Bij de invordering van de toeristenbelasting wordt geen kwijtschelding verleend.

Artikel 14 Nadere regels door het college van burgemeester en wethouders

Het college van burgemeester en wethouders kan nadere regels geven met betrekking tot de heffing en de invordering van de toeristenbelasting.

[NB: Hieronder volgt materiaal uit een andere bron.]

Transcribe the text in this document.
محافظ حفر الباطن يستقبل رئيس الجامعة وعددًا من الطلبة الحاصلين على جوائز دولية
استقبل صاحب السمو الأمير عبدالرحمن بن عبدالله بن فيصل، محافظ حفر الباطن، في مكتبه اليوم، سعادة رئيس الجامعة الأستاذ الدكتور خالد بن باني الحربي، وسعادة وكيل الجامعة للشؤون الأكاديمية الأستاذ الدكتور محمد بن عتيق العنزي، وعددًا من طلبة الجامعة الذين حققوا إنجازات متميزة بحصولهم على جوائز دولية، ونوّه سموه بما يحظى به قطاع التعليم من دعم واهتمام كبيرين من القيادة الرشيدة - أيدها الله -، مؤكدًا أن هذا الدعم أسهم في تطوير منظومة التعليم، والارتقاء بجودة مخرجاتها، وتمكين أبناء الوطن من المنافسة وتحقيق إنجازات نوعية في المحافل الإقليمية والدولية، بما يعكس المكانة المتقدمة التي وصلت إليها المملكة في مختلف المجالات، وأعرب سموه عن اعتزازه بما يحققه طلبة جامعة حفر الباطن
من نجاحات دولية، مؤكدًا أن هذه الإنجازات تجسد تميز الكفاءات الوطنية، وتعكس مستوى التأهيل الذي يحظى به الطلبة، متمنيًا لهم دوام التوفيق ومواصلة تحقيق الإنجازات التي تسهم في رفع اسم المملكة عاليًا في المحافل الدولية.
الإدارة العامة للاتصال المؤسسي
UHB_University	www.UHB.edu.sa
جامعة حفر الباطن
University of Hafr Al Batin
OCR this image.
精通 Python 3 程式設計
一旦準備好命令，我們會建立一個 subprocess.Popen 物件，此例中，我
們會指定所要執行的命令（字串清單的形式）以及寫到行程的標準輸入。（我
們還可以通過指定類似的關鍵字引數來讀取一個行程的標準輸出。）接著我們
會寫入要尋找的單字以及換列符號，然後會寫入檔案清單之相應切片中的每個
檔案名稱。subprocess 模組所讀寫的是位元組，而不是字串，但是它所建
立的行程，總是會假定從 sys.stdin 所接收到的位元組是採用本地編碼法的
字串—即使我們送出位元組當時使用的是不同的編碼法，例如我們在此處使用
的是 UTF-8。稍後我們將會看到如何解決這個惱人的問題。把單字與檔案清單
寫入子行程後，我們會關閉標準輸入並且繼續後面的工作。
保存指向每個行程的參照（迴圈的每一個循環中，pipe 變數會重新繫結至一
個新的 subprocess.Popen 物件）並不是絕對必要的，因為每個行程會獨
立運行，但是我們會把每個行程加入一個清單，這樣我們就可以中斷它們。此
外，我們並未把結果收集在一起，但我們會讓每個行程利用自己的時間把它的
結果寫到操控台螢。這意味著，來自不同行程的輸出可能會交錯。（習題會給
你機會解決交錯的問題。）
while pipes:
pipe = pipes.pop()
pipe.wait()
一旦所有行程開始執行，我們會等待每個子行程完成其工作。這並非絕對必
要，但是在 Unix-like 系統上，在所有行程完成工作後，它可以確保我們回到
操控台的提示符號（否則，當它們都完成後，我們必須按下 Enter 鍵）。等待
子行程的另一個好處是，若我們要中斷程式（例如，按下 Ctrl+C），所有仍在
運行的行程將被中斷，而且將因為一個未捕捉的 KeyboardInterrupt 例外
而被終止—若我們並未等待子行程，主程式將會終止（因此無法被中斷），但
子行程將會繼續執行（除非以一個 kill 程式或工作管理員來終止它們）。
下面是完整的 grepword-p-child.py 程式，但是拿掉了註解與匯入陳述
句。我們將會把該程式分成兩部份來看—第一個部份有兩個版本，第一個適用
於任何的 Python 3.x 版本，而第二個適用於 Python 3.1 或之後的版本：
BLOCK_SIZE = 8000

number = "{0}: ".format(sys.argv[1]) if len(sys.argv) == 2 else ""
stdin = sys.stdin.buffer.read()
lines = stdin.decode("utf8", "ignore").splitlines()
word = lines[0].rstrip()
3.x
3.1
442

Artikel 15 Aanmeldingsplicht

De belastingplichtige bedoeld in artikel 2, eerste lid, is gehouden, voordat hij voor de eerste maal na het in werking treden van deze verordening gelegenheid tot overnachten verschaft, zulks schriftelijk te melden aan de door het college van burgemeester en wethouders aangewezen gemeenteambtenaren, bedoeld in artikel 231 tweede lid, onderdelen b en d, van de Gemeentewet.

Artikel 16 Overgangsrecht

De ‘Verordening toeristenbelasting 2016’ van 17 december 2015, wordt ingetrokken met ingang van de in artikel 16, tweede lid, genoemde datum van ingang van de heffing, met dien verstande dat zij van toepassing blijft op de belastbare feiten die zich voor die datum hebben voorgedaan.

Artikel 17 Inwerkingtreding

  • 1. Deze verordening treedt in werking met ingang van de eerste dag na die van de bekendmaking.

  • 2. De datum van ingang van de heffing is 1 januari 2017.

Artikel 18 Citeertitel

Deze verordening wordt aangehaald als de ‘Verordening toeristenbelasting 2017’.